Tel Aviv Diary - April 1-5, 2012 Karen Alkalay-Gut


April 1, 2012

spring

Don’t let April fool you. It isn’t only in the buds
That your hope is renewed, but the aromas, the tastes in the air
Entering your flesh in ways it wasn’t awake to know.
Close your eyes, feel the sun play into your pores
recalling how cold you were for so long,
how much you depend on the renewal
of the world for your own survival.

Don’t let April fool you. It’s not just little truths
That poets turn to for lifting their spirits,
and it’s not only the cruelest months
that wake you to your integration with the trees,
the snails, the details all around.
Think of the months before, the worn light
Graying your sight from the thought of revival.

Maybe it was always there, that hope
And when it comes, you call it April.
Don’t let it fool you – it’s here whenever
You have the courage to remember it.

So should we attack Iran? I don't think I am at all in a position to offer an opinion. I hate the polls and the discussions not only because we're talking about many many human lives here but also because we simply don't have the information to decide. This afternoon in Ha'aretz there's an article about the polls in support or against an attack. I really like the idea of reaching out to Iranians, the way they did on the recent facebook campaign. But this seems like a case to me where we should not be talking about whether we're for or against bombing. It seems to me it hurts the possibilities for negotiations no matter what is decided. Stop talk about and start talking to...

April 2, 2012

This publisher has asked me to edit the first year of my diary (10 years on Wednesday) and this means actually reading it. So I began to read a page and to my delight and chagrin it is much more immediate and exciting then what I'm writing today. Chagrin because the only reason I started this was to let people know that I survived the latest terrorist attack. That's how it became a daily diary. There used to be a coffee shop that had a sign next to the security guard that said, "We have an attack every other day, and we had one yesterday." I really don't feel like going back to those days, when the woman next to me in dance class was blown up, and I don't think I can relive them by editing the journal. Why go through something like that unless you have to? There was an alarm this afternoon around 1 and people found themselves running for shelter in Ashdod and Ashkelon. It was a mistake - but we're so wound tight we're running for cover before we even think about it.

April 4, 2012

Where did yesterday go? I know I wrote - could I have forgotten to save? It was about driving in Tel Aviv and listening to the news. My point - which I never got to - was that the way people were driving was directly related to what was happening in the news. It's not that there are more accidents but that the behavior seems somehow to follow the behavior of the politicians of the world. Sometimes polite but aggressive, sometimes mean, sometimes straight-out defensive, sometimes mutually beneficial.
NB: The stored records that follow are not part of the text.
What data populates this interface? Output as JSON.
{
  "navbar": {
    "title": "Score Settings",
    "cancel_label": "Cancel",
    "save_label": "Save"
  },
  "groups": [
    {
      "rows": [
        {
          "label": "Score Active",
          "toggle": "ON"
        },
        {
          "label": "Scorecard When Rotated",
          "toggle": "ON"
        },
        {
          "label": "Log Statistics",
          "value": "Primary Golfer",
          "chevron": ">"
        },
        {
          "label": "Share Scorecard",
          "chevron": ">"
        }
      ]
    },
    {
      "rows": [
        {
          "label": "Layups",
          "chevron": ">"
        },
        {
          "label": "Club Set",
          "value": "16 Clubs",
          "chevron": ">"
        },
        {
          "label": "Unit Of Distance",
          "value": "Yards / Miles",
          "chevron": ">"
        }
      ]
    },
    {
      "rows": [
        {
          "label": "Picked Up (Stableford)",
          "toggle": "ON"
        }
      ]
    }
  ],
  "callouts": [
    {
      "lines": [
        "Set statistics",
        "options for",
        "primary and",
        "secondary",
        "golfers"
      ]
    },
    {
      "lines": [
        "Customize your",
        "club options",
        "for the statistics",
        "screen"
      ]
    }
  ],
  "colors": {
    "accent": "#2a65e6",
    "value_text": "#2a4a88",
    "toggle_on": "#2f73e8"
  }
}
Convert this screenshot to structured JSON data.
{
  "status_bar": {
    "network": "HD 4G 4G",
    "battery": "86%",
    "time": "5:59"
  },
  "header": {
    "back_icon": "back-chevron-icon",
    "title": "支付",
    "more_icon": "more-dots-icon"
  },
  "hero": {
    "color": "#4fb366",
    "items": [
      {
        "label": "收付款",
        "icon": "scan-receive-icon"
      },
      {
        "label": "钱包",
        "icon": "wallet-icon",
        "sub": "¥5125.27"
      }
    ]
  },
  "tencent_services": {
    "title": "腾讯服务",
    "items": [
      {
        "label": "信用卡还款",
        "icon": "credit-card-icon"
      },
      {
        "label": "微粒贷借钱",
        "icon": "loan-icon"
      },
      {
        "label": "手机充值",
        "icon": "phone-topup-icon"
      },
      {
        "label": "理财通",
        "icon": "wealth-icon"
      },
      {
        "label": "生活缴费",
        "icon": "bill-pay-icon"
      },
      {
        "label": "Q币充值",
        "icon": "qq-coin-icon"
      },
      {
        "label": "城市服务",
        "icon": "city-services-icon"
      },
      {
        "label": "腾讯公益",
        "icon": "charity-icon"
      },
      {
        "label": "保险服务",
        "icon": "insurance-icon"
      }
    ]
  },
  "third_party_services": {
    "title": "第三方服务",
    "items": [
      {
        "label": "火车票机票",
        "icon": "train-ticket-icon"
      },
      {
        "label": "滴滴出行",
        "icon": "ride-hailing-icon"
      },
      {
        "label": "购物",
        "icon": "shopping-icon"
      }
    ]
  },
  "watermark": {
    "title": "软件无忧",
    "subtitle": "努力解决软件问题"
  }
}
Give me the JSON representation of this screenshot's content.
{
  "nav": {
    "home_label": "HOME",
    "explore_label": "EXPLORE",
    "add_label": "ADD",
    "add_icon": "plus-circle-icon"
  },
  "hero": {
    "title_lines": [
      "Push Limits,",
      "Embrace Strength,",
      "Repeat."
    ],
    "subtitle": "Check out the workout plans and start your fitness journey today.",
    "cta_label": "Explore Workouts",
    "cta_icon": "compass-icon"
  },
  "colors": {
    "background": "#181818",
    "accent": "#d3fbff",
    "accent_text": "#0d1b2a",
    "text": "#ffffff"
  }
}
I've been busy today designing a robot which will sniff out and collect all the hametz in the house. It has to be able to go into corners, feather out the crumbs, and flick them into a little silver dustpan, something like the robot that sweeps floors, but smaller and kosher for passover. I think I can do the programming but not in time for this year...

April 5, 2012

Even though I promised I wouldn't shop this year, especially for things that I don't absolutely need, I wound up shlepping home countless packages from Ramat Aviv G. The thought of not-enough-afikoman, not having enough to eat, not being able to greet the spring with the right clothes...yes I was stupid.

Here's another stupid remark. After reading the criticism of Gunther Grass's poem, "What Must Be Said," mostly about it being a typical pre=pesach blood libel, I blundered my way through the German itself. I may be mistaken, but it doesn't look all that bad. It's saying basically that with his past he has been uncomfortable about speaking about this before, but it needs to be said: Israel shouldn't have a nuclear weapon. I am considering translating the poem only because it's been misread. As a poem it stinks. But as a statement it's just silly. Hello - THAT isn't the cause of the trouble around here. Israel HAS HAD a nuclear weapon for a long time and that hasn't stopped a lot of people from attacking Israel. It's pretty clear that Iran might not be trying so hard to get a nuclear weapon if Israel didn't have one, but that is not the root of the problem.

Again I may be wrong. But his final point - that Israel should not be sold UT boats because they might arm them with nuclear weapons doesn't seem to me to have any logic in it. And a poem should be logical.

Read it here and tell me what you think.

In any case, I love the first line: "Why am I silent?" Writers should not be silent - but they have to make sense.